Peserta walking tour mulai bertemu di Taman Sejarah Surabaya, yang juga menjadi titik pertama kami memulai perjalanan bertajuk “Kota Eropa”. Kak Laily, sebagai pemandu di kegiatan itu menjelaskan perkembangan taman yang berubah-ubah namun masih dikelilingi bangunan-bangunan lama bergaya Belanda yang sudah ada sejak jaman penjajahan.
Dulu, taman tersebut dikenal dengan Willemsplein hingga kemudian berubah nama menjadi Taman Jayengrono, nama Bupati Pertama Karesidenan Surabaya. Keberadaannya tentu tidak lagi sama, Willemsplein memiliki area yang cukup luas namun kini tampak sangat terbatas.
“Nah, kenapa bisa jadi sempit seperti ini. Sebenarnya dulu itu daerah sini merupakan bekas gedung Pemerintah Belanda. Setelah itu karena ada beberapa masalah terutama peperangan, daerah ini jadi berubah nama dan fungsi menjadi Taman Willemsplein,” jelas Kak Laily sembari menunjukkan gambar usang sebuah gedung dengan bangunan yang cukup besar dan megah.

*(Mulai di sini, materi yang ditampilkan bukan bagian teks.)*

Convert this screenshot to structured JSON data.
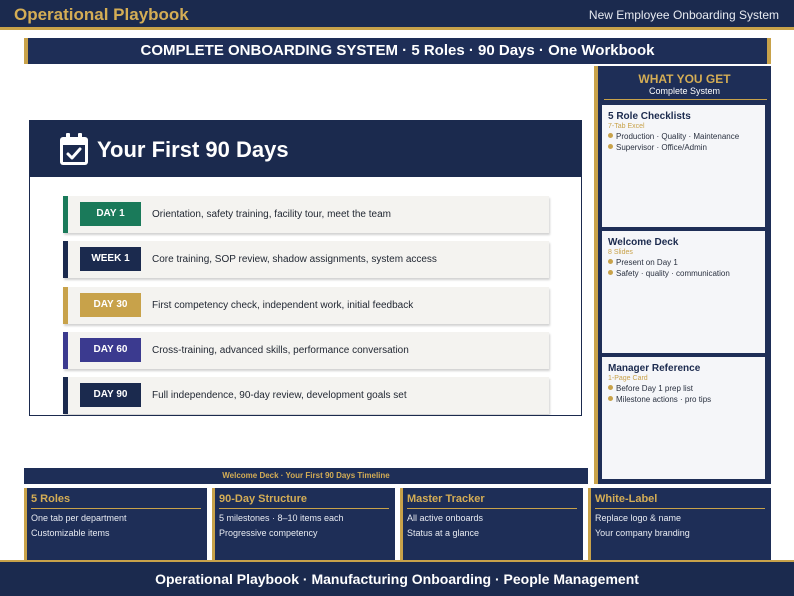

Tampak bangunan tinggi nan besar, yang terlihat dari Taman Sejarah, bertuliskan “Jembatan Merah Plaza”. Tempat tersebut merupakan salah satu pusat pembelian tekstil yang digemari masyarakat dan sudah ada sejak tahun 1997. Apa yang bisa diakses saat ini tentu berbeda dengan fungsinya pada zaman dahulu.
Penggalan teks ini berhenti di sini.